Now we want to determine whether our models have converged. There are separate models for each ellipse, and there should be one for each saved in our parms$save.dir directory. Note that the gelman.diag function does not seem to deal with the multivariate covariance matrix properly. We can calculate the statistic on the marginal parameters of the covariance matrix separately by setting multivariate = FALSE. See ?gelman.diag for more advice and assistance with interpreting this statistic: basically, we are looking for scale reduction factors less than 1.1. These models tend to behave well since we have z-scored the data for each ellipse prior to fitting and so convergence should not be an issue in most cases.

N.B. the parameter estimates we are performing these convergence tests on are the based on the estimates for the z-scored data as fitted by the jags model and as saved to file, and so are not the same scale as your actual raw data. In this regard, the means should approximate 0, and the diagonals of the covariance matrix close to 1, with a non-zero off-diagonal.

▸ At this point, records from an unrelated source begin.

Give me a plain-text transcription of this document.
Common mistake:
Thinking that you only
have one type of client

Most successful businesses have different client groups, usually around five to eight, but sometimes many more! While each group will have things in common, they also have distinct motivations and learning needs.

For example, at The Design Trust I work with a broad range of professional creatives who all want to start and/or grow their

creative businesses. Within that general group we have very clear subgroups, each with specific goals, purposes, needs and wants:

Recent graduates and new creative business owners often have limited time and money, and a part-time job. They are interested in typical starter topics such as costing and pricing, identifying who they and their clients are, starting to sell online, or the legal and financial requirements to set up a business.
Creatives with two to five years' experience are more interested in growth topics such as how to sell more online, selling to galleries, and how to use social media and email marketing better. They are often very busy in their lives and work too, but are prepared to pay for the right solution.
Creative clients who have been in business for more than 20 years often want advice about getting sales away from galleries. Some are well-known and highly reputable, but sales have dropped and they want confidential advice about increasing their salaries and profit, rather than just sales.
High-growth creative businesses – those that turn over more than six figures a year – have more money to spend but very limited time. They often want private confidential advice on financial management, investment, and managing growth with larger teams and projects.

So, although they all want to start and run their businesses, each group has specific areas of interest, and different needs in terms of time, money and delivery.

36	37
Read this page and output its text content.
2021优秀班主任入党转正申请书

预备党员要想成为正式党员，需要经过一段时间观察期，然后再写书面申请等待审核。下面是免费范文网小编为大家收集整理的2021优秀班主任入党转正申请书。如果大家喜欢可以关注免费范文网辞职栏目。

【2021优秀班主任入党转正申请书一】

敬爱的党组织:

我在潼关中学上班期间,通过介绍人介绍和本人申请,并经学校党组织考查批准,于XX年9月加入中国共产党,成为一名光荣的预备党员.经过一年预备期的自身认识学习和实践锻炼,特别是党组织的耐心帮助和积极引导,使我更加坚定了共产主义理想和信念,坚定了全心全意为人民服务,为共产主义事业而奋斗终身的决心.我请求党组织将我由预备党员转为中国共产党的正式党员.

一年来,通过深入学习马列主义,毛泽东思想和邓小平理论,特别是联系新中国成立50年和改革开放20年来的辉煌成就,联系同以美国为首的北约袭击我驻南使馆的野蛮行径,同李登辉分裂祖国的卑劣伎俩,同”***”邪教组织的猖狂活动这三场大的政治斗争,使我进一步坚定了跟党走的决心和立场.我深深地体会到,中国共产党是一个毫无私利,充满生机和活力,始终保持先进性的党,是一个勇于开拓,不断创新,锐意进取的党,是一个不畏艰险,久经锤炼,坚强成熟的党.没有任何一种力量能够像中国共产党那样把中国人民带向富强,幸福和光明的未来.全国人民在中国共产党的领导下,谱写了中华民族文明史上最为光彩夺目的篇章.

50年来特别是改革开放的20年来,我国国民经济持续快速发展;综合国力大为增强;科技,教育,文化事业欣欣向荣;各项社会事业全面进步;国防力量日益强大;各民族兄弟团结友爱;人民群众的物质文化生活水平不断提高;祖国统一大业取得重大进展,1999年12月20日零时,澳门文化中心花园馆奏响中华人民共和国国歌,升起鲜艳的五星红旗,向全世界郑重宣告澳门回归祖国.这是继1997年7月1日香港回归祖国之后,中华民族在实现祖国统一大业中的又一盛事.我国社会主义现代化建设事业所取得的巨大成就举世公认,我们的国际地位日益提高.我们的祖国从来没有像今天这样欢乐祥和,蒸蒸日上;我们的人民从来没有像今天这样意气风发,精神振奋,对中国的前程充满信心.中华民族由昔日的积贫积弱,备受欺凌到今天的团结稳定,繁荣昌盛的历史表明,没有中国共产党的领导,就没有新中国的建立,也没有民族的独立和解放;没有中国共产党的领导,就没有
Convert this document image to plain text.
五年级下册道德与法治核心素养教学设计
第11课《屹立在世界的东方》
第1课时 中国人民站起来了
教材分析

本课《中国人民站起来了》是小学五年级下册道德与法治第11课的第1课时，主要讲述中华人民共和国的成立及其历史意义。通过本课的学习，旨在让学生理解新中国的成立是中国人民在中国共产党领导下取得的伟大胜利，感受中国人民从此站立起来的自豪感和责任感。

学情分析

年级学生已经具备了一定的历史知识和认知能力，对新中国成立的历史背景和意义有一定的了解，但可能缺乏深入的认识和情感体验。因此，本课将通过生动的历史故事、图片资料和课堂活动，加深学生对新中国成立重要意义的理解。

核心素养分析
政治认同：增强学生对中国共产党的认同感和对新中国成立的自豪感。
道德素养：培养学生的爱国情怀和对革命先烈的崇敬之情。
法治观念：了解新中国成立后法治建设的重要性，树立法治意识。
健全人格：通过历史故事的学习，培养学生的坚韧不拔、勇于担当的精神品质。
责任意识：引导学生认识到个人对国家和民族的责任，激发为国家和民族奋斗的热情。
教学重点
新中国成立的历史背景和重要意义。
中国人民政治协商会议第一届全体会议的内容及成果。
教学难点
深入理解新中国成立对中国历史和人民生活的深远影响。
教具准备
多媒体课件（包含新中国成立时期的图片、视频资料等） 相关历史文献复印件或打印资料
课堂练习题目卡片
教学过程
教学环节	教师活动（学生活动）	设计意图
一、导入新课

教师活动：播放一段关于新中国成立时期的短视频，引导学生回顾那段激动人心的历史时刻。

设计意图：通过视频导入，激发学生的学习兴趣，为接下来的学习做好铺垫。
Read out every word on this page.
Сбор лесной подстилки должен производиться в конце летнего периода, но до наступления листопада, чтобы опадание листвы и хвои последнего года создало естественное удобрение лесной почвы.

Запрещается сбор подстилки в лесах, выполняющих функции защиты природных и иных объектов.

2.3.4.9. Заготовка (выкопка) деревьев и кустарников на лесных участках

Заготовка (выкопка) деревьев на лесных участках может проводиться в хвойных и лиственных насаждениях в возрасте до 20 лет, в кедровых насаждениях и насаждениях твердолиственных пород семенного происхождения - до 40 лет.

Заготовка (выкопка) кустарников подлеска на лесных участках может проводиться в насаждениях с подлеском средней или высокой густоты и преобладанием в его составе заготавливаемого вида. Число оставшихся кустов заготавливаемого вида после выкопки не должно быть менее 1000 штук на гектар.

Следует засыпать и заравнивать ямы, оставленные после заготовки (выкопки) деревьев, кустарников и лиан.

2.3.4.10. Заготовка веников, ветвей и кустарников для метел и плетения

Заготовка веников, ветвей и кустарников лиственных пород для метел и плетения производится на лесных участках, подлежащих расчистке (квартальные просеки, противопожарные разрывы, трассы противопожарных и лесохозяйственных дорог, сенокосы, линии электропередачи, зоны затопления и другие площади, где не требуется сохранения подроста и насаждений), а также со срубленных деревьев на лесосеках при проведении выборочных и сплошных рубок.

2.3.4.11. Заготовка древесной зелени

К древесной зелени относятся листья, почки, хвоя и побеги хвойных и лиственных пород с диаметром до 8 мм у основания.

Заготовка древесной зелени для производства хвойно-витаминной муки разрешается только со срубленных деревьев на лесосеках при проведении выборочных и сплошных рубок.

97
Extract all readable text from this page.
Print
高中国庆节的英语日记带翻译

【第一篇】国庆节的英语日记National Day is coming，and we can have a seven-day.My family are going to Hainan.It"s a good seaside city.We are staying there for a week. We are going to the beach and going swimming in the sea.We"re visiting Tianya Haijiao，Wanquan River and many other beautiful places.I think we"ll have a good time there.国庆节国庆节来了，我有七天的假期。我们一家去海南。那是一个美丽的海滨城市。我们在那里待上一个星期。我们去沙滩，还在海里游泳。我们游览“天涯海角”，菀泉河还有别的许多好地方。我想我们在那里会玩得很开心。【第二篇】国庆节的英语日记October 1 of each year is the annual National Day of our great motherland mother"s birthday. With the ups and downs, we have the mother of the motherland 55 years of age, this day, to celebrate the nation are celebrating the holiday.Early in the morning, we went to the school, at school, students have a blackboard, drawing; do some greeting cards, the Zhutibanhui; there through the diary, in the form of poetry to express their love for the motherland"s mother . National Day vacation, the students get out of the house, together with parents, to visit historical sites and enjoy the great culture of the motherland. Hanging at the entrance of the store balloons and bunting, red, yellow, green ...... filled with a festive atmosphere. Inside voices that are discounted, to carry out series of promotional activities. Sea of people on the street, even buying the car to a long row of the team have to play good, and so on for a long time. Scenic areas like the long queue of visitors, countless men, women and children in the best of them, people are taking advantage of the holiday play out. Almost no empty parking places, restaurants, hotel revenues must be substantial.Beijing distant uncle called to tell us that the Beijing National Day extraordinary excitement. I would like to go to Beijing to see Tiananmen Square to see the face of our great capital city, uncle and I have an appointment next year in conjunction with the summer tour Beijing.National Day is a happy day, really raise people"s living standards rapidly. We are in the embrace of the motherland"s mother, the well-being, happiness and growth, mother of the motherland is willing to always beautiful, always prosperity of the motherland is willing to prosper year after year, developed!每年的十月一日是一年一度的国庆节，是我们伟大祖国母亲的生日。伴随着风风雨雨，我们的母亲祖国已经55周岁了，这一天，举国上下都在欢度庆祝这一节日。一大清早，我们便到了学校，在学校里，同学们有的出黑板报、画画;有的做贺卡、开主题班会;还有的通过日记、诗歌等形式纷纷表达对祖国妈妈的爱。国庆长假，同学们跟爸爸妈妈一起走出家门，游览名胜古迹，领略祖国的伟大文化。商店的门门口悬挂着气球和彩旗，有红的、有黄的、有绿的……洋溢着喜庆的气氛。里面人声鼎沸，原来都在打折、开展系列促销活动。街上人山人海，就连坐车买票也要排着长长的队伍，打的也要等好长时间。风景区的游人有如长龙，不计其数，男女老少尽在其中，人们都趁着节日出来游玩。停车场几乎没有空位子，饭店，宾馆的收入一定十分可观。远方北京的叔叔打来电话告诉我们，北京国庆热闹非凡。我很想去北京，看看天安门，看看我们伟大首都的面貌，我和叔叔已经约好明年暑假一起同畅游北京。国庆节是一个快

These are back-transformed within SIBER when calculating the subsequent statistics such as SEA or shifts in the bivariate means.

# get a list of all the files in the save directory
all.files <- dir(parms$save.dir, full.names = TRUE)

# find which ones are jags model files
model.files <- all.files[grep("jags_output", all.files)]

# test convergence for the first one
do.this <- 1

load(model.files[do.this])

gelman.diag(output, multivariate = FALSE)
## Potential scale reduction factors:
## 
##             Point est. Upper C.I.
## Sigma2[1,1]          1       1.00
## Sigma2[2,1]          1       1.01
## Sigma2[1,2]          1       1.01
## Sigma2[2,2]          1       1.00
## mu[1]                1       1.00
## mu[2]                1       1.00
gelman.plot(output, auto.layout = FALSE)

Repeat for whichever or all ellipses you want to test convergence. There are other convergence tests available within the coda package and beyond, which you may use with the mcmc.list object called output that is saved in the various *.RData files produced.